For Chancer these high profile cases are united by the fact that they were 'provoking assaults.' This unfortunately awkward expression is used to designate the fact that for many individuals the cases transcended mere spectacle to become vehicles for attempts to address and resolve contemporary social problems. The emphasis on the public politics of such cases is important in light of the frequent accusation that the American public is politically uninformed and apathetic. As Chancer reveals, in a mass mediated world dominated by a culture of celebrity, high profile cases become a key vehicle to raise issues pertaining to structured inequalities of class, gender and race, which rarely penetrate American policy debates. There is also, however, a characteristic structure to the discourse surrounding these cases that should give us pause. The media tendency (mimicking the dynamics of court cases more generally) to frame these cases in terms of winners and losers serves to partition debate, channeling discourse into very narrow grooves. As cases become equated with larger social causes people are forced to take sides. Many individuals will therefore see the legal outcome of a case as a major setback for the rights of their constituencies.

High profile cases also connect with the rise of the victim's rights movement in criminal justice and a public discourse of victimhood more generally. The largely unassailable position of victimhoood appears to make it inevitable that all parties to such cases will claim that they are being victimized. Individuals aligned with the prosecution cloak themselves in the harms suffered by the ostensible 'real' victim, while those who identify with the accused work hard to suggest that they are the victim of racist police officers, a media 'witch hunt,' or 'gold digging' women. This latter constituency also routinely attempts to taint the purity of the ostensible 'real' victim by suggesting that they were complicit in their own victimization.

Another theme that is returned to throughout the book is the classic issue of journalistic bias. Chancer's work should put yet another nail in the coffin of simplistic pretensions about journalistic objectivity. While she does not rely on Bourdieu's work, her interviews with journalists essentially involve having them try and articulate the habitus that informs their perceptions that some cases are self-evidently news. In the process Chancer accentuates how the typical journalistic approach to objectivity as 'telling two sides of a story' can actually mask important aspects of these stories.

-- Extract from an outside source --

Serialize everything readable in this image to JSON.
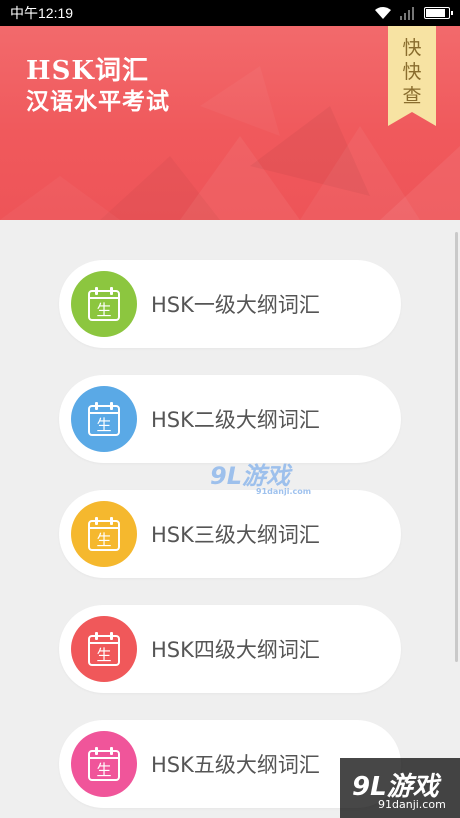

This book will appeal to several audiences. Undergraduate students will be immediately drawn to the subject matter, and I have already recommended the book to two students interested in crime and the media. Such recommendations must nonetheless come with the important caveat that understanding these cases as social phenomena generally tells us nothing about the routine operation of criminal justice. The level of celebrity and media frenzy surrounding these cases ensures that they are far removed from the prosaic routines of the criminal justice system. Other potential readers include criminologists, a group which is often sought out by media representatives eager for credentialized talking heads. Such individuals will finish the book with a greater sensitivity to the dangers of embracing the imperative to 'take sides' on these cases. Individuals interested in the media, cultural studies and social movements will also learn a great deal from this book. Finally, there is also considerable overlap between Chancer's work and themes explored in the 'social problems' tradition. However, the fact that Chancer largely ignores this literature represents a curious omission. Such oversight is not necessarily a problem, but it does represent a possible missed opportunity for Chancer to have connected her excellent work with a much wider academic audience.

Kevin D. Haggerty

Director, Criminology Program

Department of Sociology

University of Alberta

Kevin Haggerty has published widely on policing, risk, governance, surveillance and the sociology of statistics. He and Richard Ericson have just published a new edited collection with the University of Toronto Press entitled The New Politics of Surveillance and Visibility.